7 Replies Latest reply on Jan 29, 2013 6:42 PM by rukbat

    Analysing show error buffer output E2900 server

      Hi Guys Please help to find out the faulty memories in E2900 server using showerrorbuffer output. I am continuously getting incoming read messages which denotes memory errors but there is no memory error in MEM2 POST and show outputs . I can find out the corresponding CPU from port. A sample output below.

      Date: Thu Apr 26 03:03:01 PDT 2012
      Device: /SB4/dx3
      ErrorID: 0x33061ff1
      Port: 1
      Syndrome: 0x86(CE bit 17)
      Direction: incoming read
      First error: true
      TargetAid: 0x10
      Transid: 0x1

      As per Oracle doc 1002710.1 memory pair is found out using the databit(CE bit 17) as data bit 41 (ESYN 0xd) translates to the DIMM pair(J16500/J16501). So please help how to translate data bit to memory pair.
        • 1. Re: Analysing show error buffer output E2900 server

          Generaly */var/adm/messages* provide more readable information.

          For decoding try found document:
          Document ID: ID70962 Synopsis: Sun Fire[TM] High/Midrange Servers: Decoding data bit to a pair of DIMMs

          1 person found this helpful
          • 2. Re: Analysing show error buffer output E2900 server
            Thank you very much for the link ... :)
            • 3. Re: Analysing show error buffer output E2900 server
              Device: /SB4/dx3
              translates to the DIMM pair(J16500/J16501)
              Go to SB4 and see that the DIMM slots for the Sunfire MidRange Systems have printed labels already in place on each board. If you are running multiple cpu/memory boards at the same time and if your firmware version is new enough to let you to disable the board, you would then be able pull it from the running chassis, and swap out the questionable RAM.

              Since you have Metalink access, you can find a drawing of the board layout in the System Handbook.

              The E2900 documentation is at:
              You can glance in the E2900 Service Manual (23MB PDF file):
              for service procedures.

              (Of course it will ALWAYS be safer to just schedule a proper maintenance window when you can shut the whole chassis down to a power-off state.)

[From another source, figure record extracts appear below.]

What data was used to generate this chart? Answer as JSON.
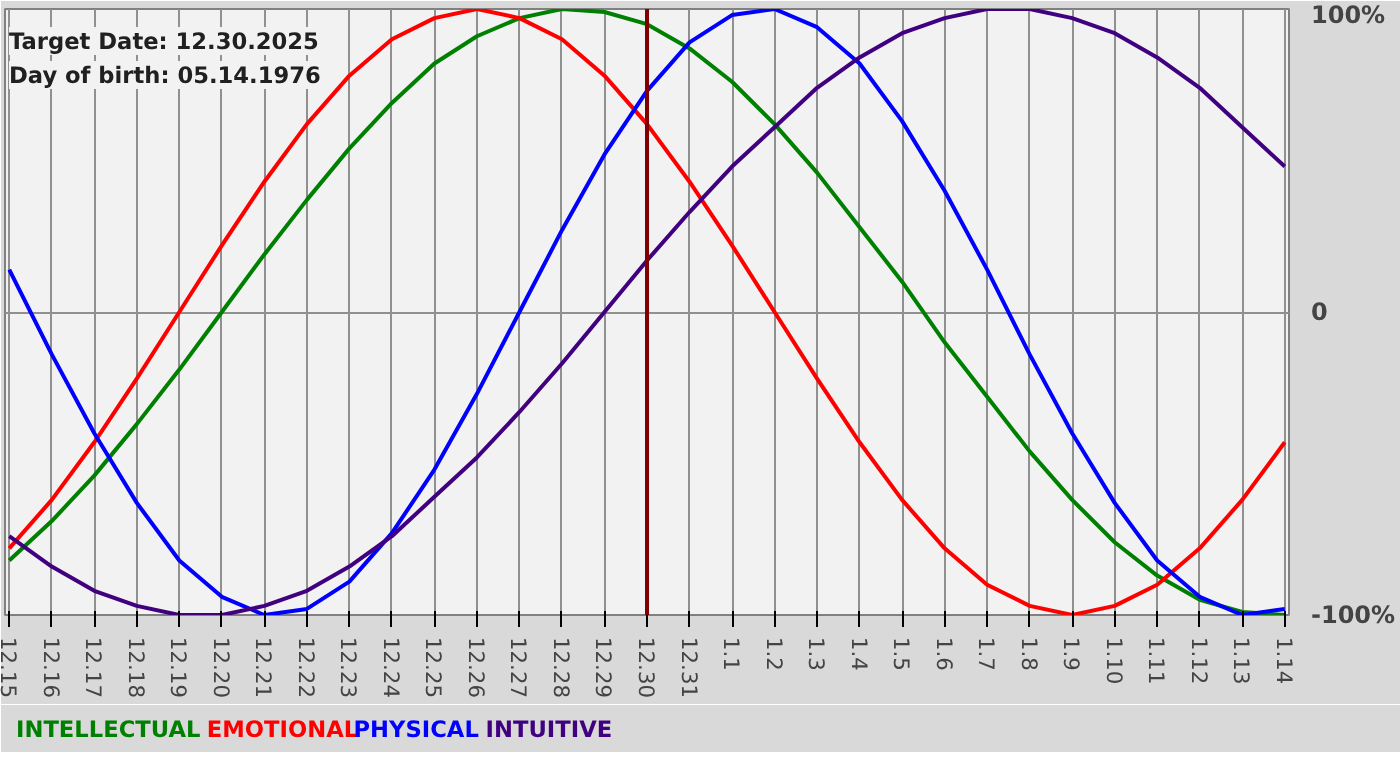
{
  "chart_data": {
    "type": "line",
    "categories": [
      "12.15",
      "12.16",
      "12.17",
      "12.18",
      "12.19",
      "12.20",
      "12.21",
      "12.22",
      "12.23",
      "12.24",
      "12.25",
      "12.26",
      "12.27",
      "12.28",
      "12.29",
      "12.30",
      "12.31",
      "1.1",
      "1.2",
      "1.3",
      "1.4",
      "1.5",
      "1.6",
      "1.7",
      "1.8",
      "1.9",
      "1.10",
      "1.11",
      "1.12",
      "1.13",
      "1.14"
    ],
    "series": [
      {
        "name": "INTELLECTUAL",
        "color": "#008000",
        "values": [
          -82,
          -69,
          -54,
          -37,
          -19,
          0,
          19,
          37,
          54,
          69,
          82,
          91,
          97,
          100,
          99,
          95,
          87,
          76,
          62,
          46,
          28,
          10,
          -10,
          -28,
          -46,
          -62,
          -76,
          -87,
          -95,
          -99,
          -100
        ]
      },
      {
        "name": "EMOTIONAL",
        "color": "#ff0000",
        "values": [
          -78,
          -62,
          -43,
          -22,
          0,
          22,
          43,
          62,
          78,
          90,
          97,
          100,
          97,
          90,
          78,
          62,
          43,
          22,
          0,
          -22,
          -43,
          -62,
          -78,
          -90,
          -97,
          -100,
          -97,
          -90,
          -78,
          -62,
          -43
        ]
      },
      {
        "name": "PHYSICAL",
        "color": "#0000ff",
        "values": [
          14,
          -14,
          -40,
          -63,
          -82,
          -94,
          -100,
          -98,
          -89,
          -73,
          -52,
          -27,
          0,
          27,
          52,
          73,
          89,
          98,
          100,
          94,
          82,
          63,
          40,
          14,
          -14,
          -40,
          -63,
          -82,
          -94,
          -100,
          -98
        ]
      },
      {
        "name": "INTUITIVE",
        "color": "#400080",
        "values": [
          -74,
          -84,
          -92,
          -97,
          -100,
          -100,
          -97,
          -92,
          -84,
          -74,
          -61,
          -48,
          -33,
          -17,
          0,
          17,
          33,
          48,
          61,
          74,
          84,
          92,
          97,
          100,
          100,
          97,
          92,
          84,
          74,
          61,
          48
        ]
      }
    ],
    "ylim": [
      -100,
      100
    ],
    "yticks": [
      {
        "value": 100,
        "label": "100%"
      },
      0,
      {
        "value": -100,
        "label": "-100%"
      }
    ],
    "ref_lines": [
      {
        "axis": "x",
        "value": "12.30",
        "color": "#800000"
      }
    ],
    "annotations": [
      "Target Date: 12.30.2025",
      "Day of birth: 05.14.1976"
    ],
    "grid": true,
    "marker": "none",
    "line_style": "solid"
  }
}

              For those other people that might read this thread in the future and NOT have access to the MOS version of the System Handbook, here's a diagram of a Sunfire MidRange cpu/memory board as hosted on a non-Oracle archive of the old Sun System Handbook:
              • 4. Re: Analysing show error buffer output E2900 server
                Sorry Rukbat you 're wrong. This "error" points to DIMMS J14400 or J14401 @ SB4.

                However I 'll suggest first to count how many "incoming read errors" you have from "showerrorbuffer". Check @ /var/adm/messages for any AFT message like AFT2 or AFT0. May be you are experiencing Correctable Errors. If you have an AFT1, does mean you 're experiencing "Uncorrectable Errors" so DIMMS will need to be replaced.

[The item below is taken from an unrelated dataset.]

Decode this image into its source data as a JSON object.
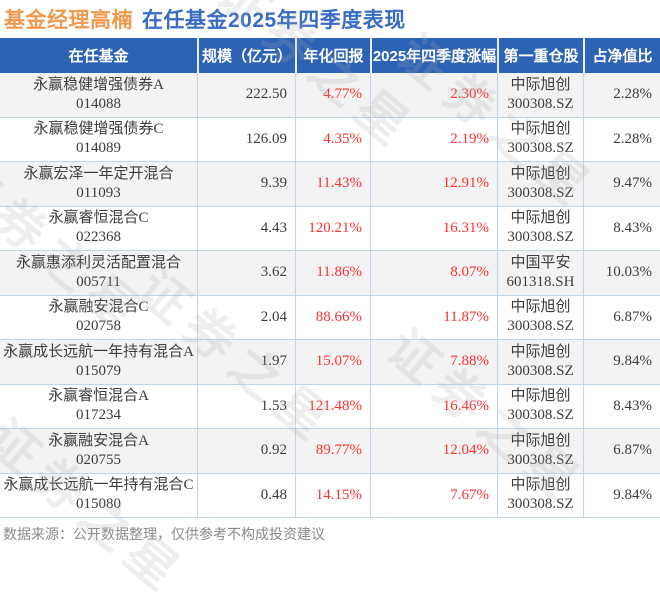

                If you still feel no confidence, please open a ticket with Oracle Support.


                SPARC Engineer
                • 5. Re: Analysing show error buffer output E2900 server
                  I hadn't done any analysis of the original poster's errors.
                  Their initial post was a bit too cryptic for me to attempt anything.
                  My reply to their inquiry was to quote their conclusion that it was going to be that pair particular of modules.

                  Yes, they most definitely need to log a ticket for proper analysis.
                  The errors could require service to the system or the errors could simply be an indication the box is far underpatched and thus mean nothing.
                  • 6. Re: Analysing show error buffer output E2900 server
                    Haa !! Now that I read carefully, you 're right Rukbat. Please accept my apologizes.! User "midhu" was the one pointing to J16500/J16501.

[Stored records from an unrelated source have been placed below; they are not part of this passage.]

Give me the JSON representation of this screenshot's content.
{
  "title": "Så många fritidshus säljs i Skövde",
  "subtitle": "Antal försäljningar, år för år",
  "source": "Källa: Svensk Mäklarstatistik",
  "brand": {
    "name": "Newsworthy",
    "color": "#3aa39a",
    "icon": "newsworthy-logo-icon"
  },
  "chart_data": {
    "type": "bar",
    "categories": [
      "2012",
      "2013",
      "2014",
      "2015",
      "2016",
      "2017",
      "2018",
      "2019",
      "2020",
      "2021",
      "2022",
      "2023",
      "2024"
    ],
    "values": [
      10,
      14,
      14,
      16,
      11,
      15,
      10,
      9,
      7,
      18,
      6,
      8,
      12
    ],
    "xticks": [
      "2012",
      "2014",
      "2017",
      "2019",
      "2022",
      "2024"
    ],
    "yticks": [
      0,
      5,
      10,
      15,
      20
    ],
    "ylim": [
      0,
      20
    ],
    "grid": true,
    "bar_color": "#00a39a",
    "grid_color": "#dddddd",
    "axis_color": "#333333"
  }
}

                    SPARC Engineer
                    • 7. Re: Analysing show error buffer output E2900 server
                      Sergio Quiroz wrote:
                      Haa !! Now that I read carefully ...
                      No problem.
                      A very long, long time ago in a galaxy far, far away and in a previous incarnation, I enjoyed a few years as a Hardware support engineer for Sun. We handled many DIMM error support calls on a daily basis. The vast majorityof those inquiries needed no parts swapped, just OS and firmware patches applied.

                      My Sunfire Midrange training was so long ago the documentation for the training classes were in what might be described as an alpha version. The E2900 is nothing more than a slightly newer UltraSPARC-III / UltraSPARC-IV iteration of the US-II V1280.